Reiza menjelaskan bahwa komitmen pemerintah Australia dalam menjaga titik ekulibrium antara pasokan dengan permintaan sangat ketat antara pasokan dan kebutuhan akan property. Pemerintah Australia menjaga hal itu melalui beberapa mekanisme regulasi seperti izin membangun yang ketat, pembatasan zona pembangunan dan regulasi perbankan.

“Demikian juga pihak pengembang, wajib memiliki pondasi keuangan internal yang sehat karena pihak perbankan hanya akan memberikan pinjaman untuk pembangunan proyek hunian sebesar 50% dari nilai proyek. Dan dana tersebut hanya akan diberikan kepada pihak pengembang apabila proyek hunian sudah terjual secara off the plan sebanyak 50% dari total unit apartemen yang ditawarkan kepada public,” jelas Reiza.
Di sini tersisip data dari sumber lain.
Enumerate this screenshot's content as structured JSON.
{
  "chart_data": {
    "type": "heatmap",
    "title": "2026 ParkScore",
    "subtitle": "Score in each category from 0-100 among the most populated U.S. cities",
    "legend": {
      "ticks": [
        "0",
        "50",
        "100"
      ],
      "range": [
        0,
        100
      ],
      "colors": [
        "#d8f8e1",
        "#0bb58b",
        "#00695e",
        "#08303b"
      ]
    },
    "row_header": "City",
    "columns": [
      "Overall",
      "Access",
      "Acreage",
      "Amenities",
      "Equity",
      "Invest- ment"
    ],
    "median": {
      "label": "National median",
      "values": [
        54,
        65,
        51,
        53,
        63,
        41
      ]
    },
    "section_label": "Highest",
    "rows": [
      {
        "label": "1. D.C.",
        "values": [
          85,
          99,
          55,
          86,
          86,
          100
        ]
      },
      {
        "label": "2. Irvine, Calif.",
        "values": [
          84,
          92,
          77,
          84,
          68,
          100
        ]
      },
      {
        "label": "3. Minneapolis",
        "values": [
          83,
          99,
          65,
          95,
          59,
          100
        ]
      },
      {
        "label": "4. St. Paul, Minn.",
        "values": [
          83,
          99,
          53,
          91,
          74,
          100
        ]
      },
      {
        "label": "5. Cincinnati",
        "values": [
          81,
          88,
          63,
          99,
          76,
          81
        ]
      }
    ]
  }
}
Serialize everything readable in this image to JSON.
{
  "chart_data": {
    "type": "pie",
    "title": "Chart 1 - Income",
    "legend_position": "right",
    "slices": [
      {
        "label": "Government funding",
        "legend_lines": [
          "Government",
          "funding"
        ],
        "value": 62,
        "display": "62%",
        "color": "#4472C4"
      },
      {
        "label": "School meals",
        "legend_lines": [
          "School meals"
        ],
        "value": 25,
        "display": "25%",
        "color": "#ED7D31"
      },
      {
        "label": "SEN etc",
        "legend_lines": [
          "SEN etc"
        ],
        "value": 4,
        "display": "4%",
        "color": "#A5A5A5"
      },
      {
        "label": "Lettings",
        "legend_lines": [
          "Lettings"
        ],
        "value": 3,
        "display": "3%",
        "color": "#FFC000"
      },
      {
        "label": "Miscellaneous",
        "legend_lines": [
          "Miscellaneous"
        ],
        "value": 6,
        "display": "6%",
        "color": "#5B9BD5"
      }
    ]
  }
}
Baca juga: Pajak Rumah Rp2 Miliar Ke Bawah Ditanggung Pemerintah 100%

Selain itu, valuasi nilai apartemen ditentukan oleh perbankan di Australia, sehingga jarang ada apartemen yang dijual secara over priced. Pengembang tidak bisa seenaknya memberikan harga untuk konsumen. Semua ini dimungkinkan karena hampir 90% warga Australia membeli unit apartemen dengan menggunakan kredit perbankan.

“Status kepemilikan yang diberikan pun bersifat free hold atau SHM atas unit apartemen yang diberikan oleh pemerintah Australia kepada setiap pemilik unit apartemen meskipun mereka adalah orang asing. Inilah salah satu sebab mengapa banyak pembeli asing menjadikan Australia sebagai tujuan utama untuk investasi properti.”

Selain itu, trust konsumen juga sangat dijaga. Pengembang dilarang keras untuk menerima uang konsumen apabila proyek hunian belum selesai dibangun. Calon pembeli hanya diwajibkan membayar 10% dari nilai properti yang diinginkan,itupun tidak ditransfer atau dibayarkan kepada pengembang, melainkan ke pihak ketiga atau Trust Account.

“Sementara sisanya akan dibayarkan ketika hunian sudah selesai dibangun. Pembeli baru mulai membayar cicilan KPA setelah unit di serah terimakan, sedikit berbeda dengan kondisi di Indonesia dimana cicilan sudah dimulai bahkan sebelum properti selesai dibangun,” pungkasnya.